Decommissioning industry body Decom North Sea has welcomed Chancellor George Osborne’s 2012 Budget saying it would bring new jobs and investment.
With annual decommissioning expenditure in the North Sea forecast to top £1billion within a few years and a total of around £35billion due to be spent over the next 20 to 30 years, Decom North Nea (DNS) had called for the Budget to provide long-term certainty.
Today’s Budget included a proposals to create a contractual approach to decommissioning tax relief – this would see the Government sign contracts with oil and gas producers agreeing how much tax relief the Government would offer on decommissioning costs.
DNS chief executive Brian Nixon said: “The announcement has provided a set level of relief for operators which will assist the whole industry – and particularly the smaller breed of operators working in the North Sea – and will encourage more asset sales with prospective buyers now being assured of Government support when the assets reach the decommissioning phase.
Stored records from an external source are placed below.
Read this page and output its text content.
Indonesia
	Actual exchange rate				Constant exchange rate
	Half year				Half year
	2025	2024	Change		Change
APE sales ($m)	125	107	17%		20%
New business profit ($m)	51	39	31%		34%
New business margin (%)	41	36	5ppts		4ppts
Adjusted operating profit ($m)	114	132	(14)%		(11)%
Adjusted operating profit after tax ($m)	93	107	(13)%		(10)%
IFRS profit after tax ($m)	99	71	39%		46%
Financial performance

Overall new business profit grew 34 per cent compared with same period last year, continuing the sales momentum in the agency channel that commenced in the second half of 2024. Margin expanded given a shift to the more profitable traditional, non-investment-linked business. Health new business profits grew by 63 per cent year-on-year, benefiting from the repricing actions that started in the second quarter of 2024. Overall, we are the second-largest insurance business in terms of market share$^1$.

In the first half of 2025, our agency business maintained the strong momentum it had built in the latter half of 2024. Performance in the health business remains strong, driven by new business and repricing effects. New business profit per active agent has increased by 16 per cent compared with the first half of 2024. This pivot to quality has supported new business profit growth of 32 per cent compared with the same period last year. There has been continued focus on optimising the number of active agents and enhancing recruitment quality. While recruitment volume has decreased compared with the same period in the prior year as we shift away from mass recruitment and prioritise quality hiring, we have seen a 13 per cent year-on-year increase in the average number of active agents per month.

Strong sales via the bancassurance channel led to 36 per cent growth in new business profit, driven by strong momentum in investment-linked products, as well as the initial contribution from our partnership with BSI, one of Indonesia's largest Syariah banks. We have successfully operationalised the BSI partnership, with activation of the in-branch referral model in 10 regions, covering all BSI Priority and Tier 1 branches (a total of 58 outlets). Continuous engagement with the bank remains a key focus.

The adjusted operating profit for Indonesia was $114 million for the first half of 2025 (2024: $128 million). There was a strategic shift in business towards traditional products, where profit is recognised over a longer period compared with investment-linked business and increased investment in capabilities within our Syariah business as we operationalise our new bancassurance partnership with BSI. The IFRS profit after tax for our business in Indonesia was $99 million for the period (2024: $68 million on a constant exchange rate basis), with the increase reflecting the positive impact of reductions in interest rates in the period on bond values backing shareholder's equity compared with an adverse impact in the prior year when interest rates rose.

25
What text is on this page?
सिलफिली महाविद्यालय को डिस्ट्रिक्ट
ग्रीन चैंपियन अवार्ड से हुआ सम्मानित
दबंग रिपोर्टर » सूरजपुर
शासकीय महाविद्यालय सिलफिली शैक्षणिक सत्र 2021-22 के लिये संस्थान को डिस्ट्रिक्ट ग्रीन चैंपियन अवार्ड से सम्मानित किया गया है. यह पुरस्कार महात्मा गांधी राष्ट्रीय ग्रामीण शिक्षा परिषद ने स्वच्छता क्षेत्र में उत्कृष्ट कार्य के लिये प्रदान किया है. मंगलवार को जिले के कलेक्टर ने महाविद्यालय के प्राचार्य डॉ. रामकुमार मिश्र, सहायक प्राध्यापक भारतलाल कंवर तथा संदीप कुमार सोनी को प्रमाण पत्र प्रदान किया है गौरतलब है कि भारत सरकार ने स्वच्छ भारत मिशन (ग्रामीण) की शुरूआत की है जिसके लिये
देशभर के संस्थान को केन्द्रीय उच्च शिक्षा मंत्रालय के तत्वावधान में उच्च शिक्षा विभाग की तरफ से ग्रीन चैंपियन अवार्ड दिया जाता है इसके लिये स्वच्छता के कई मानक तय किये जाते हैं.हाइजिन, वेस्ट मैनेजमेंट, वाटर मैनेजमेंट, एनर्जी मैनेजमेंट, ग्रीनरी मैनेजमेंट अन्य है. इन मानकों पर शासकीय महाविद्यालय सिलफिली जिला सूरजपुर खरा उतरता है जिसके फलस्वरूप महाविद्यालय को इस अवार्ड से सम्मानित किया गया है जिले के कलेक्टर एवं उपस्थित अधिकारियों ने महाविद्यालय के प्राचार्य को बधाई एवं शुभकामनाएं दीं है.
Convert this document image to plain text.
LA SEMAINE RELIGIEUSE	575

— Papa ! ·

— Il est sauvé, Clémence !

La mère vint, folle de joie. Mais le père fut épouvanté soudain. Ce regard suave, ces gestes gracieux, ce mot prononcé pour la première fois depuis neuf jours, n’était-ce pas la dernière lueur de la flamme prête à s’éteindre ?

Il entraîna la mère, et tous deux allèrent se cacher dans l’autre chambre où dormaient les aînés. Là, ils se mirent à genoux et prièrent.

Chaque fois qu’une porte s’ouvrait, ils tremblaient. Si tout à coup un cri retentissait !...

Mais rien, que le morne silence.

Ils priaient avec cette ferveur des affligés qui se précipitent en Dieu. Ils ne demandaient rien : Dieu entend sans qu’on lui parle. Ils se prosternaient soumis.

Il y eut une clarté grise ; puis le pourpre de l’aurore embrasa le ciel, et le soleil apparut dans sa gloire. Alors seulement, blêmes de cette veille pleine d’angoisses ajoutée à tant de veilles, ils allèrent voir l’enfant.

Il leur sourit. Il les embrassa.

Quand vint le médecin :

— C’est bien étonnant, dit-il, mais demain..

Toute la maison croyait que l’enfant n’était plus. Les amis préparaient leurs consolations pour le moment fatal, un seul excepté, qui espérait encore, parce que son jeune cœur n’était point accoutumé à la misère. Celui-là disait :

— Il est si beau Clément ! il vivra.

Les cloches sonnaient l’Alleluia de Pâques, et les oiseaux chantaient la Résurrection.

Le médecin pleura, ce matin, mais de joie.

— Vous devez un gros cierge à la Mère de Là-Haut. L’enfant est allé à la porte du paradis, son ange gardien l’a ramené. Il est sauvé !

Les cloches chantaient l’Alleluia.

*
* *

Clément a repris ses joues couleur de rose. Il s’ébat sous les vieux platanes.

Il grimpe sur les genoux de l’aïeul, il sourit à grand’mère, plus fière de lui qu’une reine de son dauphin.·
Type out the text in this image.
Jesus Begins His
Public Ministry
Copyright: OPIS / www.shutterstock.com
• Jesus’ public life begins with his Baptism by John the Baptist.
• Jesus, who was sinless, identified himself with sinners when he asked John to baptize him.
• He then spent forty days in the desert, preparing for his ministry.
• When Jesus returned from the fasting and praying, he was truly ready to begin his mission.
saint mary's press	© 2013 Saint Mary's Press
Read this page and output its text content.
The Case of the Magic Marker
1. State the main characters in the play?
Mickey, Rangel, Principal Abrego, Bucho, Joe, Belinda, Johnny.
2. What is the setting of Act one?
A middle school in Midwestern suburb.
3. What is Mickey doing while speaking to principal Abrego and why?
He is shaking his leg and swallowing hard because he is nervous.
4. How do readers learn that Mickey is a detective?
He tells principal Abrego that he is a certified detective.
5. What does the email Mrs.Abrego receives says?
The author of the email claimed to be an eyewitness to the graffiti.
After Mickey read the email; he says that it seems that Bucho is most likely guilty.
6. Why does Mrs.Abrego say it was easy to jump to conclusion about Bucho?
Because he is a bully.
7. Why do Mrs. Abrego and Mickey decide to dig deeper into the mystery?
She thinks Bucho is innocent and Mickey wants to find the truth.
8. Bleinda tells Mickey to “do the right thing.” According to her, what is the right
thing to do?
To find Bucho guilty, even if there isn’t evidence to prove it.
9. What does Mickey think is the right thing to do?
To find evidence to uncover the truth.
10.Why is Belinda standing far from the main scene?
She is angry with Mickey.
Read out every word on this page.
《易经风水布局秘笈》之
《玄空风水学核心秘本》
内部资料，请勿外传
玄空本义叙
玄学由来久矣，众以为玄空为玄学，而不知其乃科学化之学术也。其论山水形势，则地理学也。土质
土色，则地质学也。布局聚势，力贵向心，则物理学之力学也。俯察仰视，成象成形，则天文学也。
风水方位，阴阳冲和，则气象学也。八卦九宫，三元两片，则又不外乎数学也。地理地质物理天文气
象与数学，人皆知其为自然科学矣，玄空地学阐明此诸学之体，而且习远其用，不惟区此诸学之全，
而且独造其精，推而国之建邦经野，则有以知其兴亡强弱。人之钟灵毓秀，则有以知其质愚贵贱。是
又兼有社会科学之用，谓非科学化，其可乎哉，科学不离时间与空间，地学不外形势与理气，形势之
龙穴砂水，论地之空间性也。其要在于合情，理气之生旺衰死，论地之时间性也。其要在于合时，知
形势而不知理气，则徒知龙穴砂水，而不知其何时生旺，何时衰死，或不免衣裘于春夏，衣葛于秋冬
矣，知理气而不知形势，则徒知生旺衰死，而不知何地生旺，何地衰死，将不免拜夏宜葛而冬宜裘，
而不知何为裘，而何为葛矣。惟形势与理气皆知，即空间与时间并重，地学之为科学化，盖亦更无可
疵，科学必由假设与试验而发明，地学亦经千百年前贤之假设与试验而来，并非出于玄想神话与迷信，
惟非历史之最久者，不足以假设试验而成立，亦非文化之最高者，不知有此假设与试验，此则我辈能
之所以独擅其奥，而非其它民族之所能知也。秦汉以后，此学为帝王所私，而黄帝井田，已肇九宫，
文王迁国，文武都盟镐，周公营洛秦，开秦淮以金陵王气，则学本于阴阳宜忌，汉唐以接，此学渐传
“We believe the Budget will lead to operators being able to move forward with their decommissioning plans, which will in turn help to reassure the hundreds of supply chain companiesand encourage them to consider investment in new equipment or tooling or to attract new staff.
“We are not trying to accelerate the pace of decommissioning by any means but we are trying to increase the pace of innovation and efficiency in the industry and this needs a more steady flow of projects than seen to date.”
Spending levels are forecast to rise steadily from a current level of about £500million to more than £1billion a year within the next two to three years, perhaps reaching as many as 10 decommissioning projects each year.
This is an increase on initial projections, which put the cost of decommissioning North Sea oil and gas facilities at between £24-30 billion within the same period to 2040 – and there is every chance the figure could rise again in future, according to DNS.
When Norwegian, Danish and Dutch oil and gas facilities are included, the figure is expected to double.
The sector is at an early stage of its development, with only a small percentage of the infrastructure in the UK sector of the North Sea having been decommissioned to date.
Activity will ramp up in the coming years, requiring significant investment by the supply chain, and significant expenditure by operators and the Government, to ultimately remove more than 600 installations and associated infrastructure, around 5,000 wells and close to 6,300 miles of pipelines.
Mr Nixon added: “There are huge business opportunities for contractors, service specialists, equipment providers, technology developers, consultants and professional service companies from around the North Sea.
“We welcome today’s announcement in the Budget and look forward to working with our members and the wider industry to maximise potential opportunities over the coming years.”
DNS has about 200 members drawn from across the full spectrum of the industry including operators and contractors.